Les idées fixes sont toujours des fausses bonnes idées qui sont des idées utopiques, construites sur du sable et incapables de résoudre le moindre problème car :
- les réformateurs sont soit incapables de réformer, soit prédestinés à se réformer eux-mêmes très vite ;
- le sauveur annoncé, face aux périls ne songe, très vite, qu’à son propre sauvetage;
- l’impossibilité de tenir ses promesses conduit irrésistiblement le prophète soit à les oublier pour se contenter s’assurer le service minimum soit à faire le contraire de ce qu’il avait promis, le cours des choses s’étant malheureusement inversé malgré ses efforts dans l’intervalle ;
- l’obligation de tenir les engagements des clauses secrètes de traités assassins, signés du gouvernement précédent, fait d’irresponsables majeurs oblige à surseoir au train de réformes qu’il avait été prévu d’engager aussitôt que possible ;
- l’obstruction non déguisée d’une fraction de la population habituée à profiter des avantages indus liés à une position dominante acquise à des moments faciles empêche toute avancée significative dans la voie des réformes pourtant rendues nécessaires par l’évolution des sciences, des techniques, la poussée démographique des pays émergents à forte intelligence, au travail assidu, aux bas salaires et à la jeunesse conquérante qui ne s’embarrasse pas des idées reçues, des rentes de situation et des habitudes des chers beaux-vieux pays en voie d’entrer dans l’oubli de l’histoire des civilisations disparues.
L’idée fixe a le grave inconvénient de ne pouvoir bouger avec son participe passé définitif.

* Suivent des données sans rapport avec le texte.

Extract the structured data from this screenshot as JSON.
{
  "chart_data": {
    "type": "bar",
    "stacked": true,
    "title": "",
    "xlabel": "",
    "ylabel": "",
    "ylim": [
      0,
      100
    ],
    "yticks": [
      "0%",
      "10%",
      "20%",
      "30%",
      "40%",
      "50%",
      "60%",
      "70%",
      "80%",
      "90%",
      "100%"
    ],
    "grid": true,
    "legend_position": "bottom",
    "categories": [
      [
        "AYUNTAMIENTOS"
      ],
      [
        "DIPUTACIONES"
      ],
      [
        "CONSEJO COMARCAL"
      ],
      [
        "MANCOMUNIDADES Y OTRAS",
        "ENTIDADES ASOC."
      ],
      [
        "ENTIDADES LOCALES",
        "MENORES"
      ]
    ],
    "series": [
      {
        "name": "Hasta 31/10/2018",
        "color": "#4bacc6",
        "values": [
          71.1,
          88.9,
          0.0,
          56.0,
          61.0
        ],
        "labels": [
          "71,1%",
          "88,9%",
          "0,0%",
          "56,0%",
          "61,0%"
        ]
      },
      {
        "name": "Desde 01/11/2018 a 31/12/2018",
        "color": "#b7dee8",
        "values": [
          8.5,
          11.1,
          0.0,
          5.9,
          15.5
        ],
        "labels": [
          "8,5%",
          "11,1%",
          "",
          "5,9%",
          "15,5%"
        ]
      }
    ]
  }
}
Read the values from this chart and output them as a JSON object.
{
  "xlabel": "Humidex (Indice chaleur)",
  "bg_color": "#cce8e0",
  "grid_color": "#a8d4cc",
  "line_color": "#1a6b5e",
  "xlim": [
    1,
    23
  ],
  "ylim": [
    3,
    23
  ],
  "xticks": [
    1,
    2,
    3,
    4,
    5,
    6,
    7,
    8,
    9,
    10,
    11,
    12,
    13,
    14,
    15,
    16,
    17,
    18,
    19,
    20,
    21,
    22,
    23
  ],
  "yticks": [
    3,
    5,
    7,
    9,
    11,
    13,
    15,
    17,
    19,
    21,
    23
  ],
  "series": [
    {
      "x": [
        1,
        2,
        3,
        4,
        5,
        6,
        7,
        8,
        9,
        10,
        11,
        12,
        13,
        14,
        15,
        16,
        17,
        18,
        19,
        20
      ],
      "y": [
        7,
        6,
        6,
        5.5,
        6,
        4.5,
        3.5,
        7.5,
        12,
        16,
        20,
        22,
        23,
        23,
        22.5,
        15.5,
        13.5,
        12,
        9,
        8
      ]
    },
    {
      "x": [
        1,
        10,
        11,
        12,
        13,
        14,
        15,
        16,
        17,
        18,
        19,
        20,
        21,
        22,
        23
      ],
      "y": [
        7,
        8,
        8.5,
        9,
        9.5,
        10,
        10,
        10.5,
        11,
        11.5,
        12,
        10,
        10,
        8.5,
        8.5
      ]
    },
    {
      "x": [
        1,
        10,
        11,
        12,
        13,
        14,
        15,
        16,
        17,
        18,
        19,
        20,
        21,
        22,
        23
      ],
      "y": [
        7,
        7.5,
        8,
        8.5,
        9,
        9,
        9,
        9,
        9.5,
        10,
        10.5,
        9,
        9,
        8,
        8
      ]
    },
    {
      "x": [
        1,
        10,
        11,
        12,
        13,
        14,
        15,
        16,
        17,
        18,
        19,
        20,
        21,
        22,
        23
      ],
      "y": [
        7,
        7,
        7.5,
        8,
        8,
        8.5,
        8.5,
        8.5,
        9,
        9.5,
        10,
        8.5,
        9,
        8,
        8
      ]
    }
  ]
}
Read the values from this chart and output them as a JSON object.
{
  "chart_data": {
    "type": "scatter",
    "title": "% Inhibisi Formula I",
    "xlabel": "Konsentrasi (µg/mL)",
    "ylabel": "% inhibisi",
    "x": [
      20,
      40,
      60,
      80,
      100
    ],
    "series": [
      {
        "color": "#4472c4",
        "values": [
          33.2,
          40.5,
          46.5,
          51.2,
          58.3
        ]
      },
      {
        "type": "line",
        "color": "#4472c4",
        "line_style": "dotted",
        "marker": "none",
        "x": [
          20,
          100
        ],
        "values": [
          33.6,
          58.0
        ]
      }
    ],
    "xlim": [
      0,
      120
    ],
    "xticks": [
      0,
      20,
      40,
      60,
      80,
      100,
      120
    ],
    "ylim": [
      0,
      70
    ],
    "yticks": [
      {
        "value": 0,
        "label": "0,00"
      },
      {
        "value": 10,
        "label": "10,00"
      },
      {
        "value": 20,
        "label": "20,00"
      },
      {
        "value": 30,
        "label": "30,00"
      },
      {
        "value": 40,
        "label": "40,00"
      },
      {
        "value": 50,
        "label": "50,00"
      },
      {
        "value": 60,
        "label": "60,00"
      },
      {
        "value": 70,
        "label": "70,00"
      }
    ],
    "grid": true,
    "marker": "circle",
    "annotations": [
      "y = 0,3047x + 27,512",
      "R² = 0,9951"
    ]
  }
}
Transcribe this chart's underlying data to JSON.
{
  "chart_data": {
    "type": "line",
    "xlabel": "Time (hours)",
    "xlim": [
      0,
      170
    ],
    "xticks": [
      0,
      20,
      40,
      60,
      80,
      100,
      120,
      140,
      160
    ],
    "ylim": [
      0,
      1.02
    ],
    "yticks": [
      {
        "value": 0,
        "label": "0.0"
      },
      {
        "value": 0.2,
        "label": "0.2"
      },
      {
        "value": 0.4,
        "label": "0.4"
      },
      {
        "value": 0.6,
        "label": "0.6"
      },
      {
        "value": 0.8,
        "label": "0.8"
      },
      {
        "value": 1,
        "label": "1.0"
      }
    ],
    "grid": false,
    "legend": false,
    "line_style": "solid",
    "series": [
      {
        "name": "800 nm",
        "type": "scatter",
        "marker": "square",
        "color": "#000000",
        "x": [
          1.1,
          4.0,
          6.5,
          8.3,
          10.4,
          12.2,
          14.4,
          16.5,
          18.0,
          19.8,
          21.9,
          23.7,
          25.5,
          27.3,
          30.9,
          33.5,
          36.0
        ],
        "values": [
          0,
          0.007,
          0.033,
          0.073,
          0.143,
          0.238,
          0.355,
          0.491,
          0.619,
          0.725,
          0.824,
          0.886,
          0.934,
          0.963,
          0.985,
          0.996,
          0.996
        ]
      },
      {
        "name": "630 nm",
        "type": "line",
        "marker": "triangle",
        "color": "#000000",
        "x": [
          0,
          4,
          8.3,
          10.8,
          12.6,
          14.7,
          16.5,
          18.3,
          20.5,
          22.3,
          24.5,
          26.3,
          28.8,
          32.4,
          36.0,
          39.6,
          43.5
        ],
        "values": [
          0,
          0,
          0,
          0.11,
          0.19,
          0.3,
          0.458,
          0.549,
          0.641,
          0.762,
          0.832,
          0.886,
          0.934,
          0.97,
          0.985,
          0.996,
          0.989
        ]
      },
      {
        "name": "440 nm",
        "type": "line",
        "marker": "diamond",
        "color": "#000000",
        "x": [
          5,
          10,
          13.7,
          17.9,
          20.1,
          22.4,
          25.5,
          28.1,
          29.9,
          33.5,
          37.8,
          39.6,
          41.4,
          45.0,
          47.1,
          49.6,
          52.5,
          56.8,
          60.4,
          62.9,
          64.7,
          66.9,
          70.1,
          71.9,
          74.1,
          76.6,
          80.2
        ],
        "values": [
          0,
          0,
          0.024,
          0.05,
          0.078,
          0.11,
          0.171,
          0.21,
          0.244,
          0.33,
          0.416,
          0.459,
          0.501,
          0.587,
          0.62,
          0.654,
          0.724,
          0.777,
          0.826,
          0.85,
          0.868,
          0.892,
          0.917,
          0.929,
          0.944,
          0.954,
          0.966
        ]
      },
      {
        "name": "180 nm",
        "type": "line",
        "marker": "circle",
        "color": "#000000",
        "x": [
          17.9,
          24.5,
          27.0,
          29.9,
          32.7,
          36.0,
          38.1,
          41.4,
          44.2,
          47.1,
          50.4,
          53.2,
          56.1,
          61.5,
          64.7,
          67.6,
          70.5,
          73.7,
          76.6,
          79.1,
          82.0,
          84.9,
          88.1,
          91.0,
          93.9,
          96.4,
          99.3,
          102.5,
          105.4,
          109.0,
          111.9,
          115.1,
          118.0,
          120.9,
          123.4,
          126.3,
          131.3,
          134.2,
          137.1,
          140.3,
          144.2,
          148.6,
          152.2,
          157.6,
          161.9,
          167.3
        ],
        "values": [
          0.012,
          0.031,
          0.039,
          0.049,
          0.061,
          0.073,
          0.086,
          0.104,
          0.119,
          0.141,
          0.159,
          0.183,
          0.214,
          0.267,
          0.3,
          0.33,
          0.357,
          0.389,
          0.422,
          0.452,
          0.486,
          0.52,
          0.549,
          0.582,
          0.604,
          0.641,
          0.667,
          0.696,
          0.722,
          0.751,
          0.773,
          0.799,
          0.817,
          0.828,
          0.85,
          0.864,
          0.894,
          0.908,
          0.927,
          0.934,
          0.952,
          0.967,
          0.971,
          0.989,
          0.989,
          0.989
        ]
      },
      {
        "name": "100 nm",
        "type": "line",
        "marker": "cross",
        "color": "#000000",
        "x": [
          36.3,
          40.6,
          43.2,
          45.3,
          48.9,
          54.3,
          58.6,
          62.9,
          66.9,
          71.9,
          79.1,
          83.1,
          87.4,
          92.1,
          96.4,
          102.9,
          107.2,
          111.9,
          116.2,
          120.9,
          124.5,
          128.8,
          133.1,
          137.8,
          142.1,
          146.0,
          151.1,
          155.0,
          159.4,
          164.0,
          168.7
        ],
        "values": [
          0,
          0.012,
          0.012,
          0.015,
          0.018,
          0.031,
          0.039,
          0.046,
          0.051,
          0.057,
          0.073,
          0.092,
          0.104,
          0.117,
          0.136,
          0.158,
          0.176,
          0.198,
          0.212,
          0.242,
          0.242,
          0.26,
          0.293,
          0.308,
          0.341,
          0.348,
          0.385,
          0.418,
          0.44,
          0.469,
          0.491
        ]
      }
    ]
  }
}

La situation est rendue inextricable par cette position impossible à déménager. Fixe et fixée, elle fait le vide. Chevillée au corps, elle ne part généralement qu’au pas lent du corbillard. Elle laisse des traces quand, déshérités, les héritiers s’en souviennent longtemps.
L’idée tabou est la plus ancienne. Elle ne reste en vigueur que dans quelques tribus inconnues de Papouasie du Nord. Respectueux de la coutume, des croyances ancestrales, de la tradition orale et du culte des anciens, je n’en parlerai pas, n’insistez pas.
L’idée dérangeante appartient au clan ennemi des idées simples, reçues, fortes et fixées. Elle lui doit sa réputation sulfureuse. Son seul tort est de bousculer les habitudes établies avec toutes leurs aises et devenues, par la force conjuguée de l’inertie, de l’aboulie dépressive, de la paresse et des avantages acquis tant bien que mal, un état dans l’état.
Un pays rassis, habité par une population vieillissante, aux valeurs de père de famille, adepte d’une religion traditionnelle, régi par le code Napoléon, ne pouvait que la haïr et plébisciter les autres.
L’idée originale, née d’une réflexion personnelle après l’observation d'un évènement étonnant est exceptionnelle. Elle a du mal à surgir, à mûrir, à se faire une place ou, au contraire, elle jaillit, transperce, éblouit, sans savoir d’où elle vient. Elle a du mal à se placer car elle se trouve confrontée à un tas d’idées reçues qui n’ont pas envie d’être évincées. Entrer dans la discussion, ouvrir le débat, se faire entendre est déjà un exploit ; se faire accepter en est un autre. L’idée originale est pourtant la seule façon de remettre la machine en marche, de réveiller les gens. Dans le pays des idées reçues, fortement fixées, ces qualités sont un handicap insurmontable. Sa seule chance d’être acceptée est d’être reçues à l’étranger et d’en revenir longtemps après, respectée, couverte de la gloire d’y avoir été reconnue belle et bonne.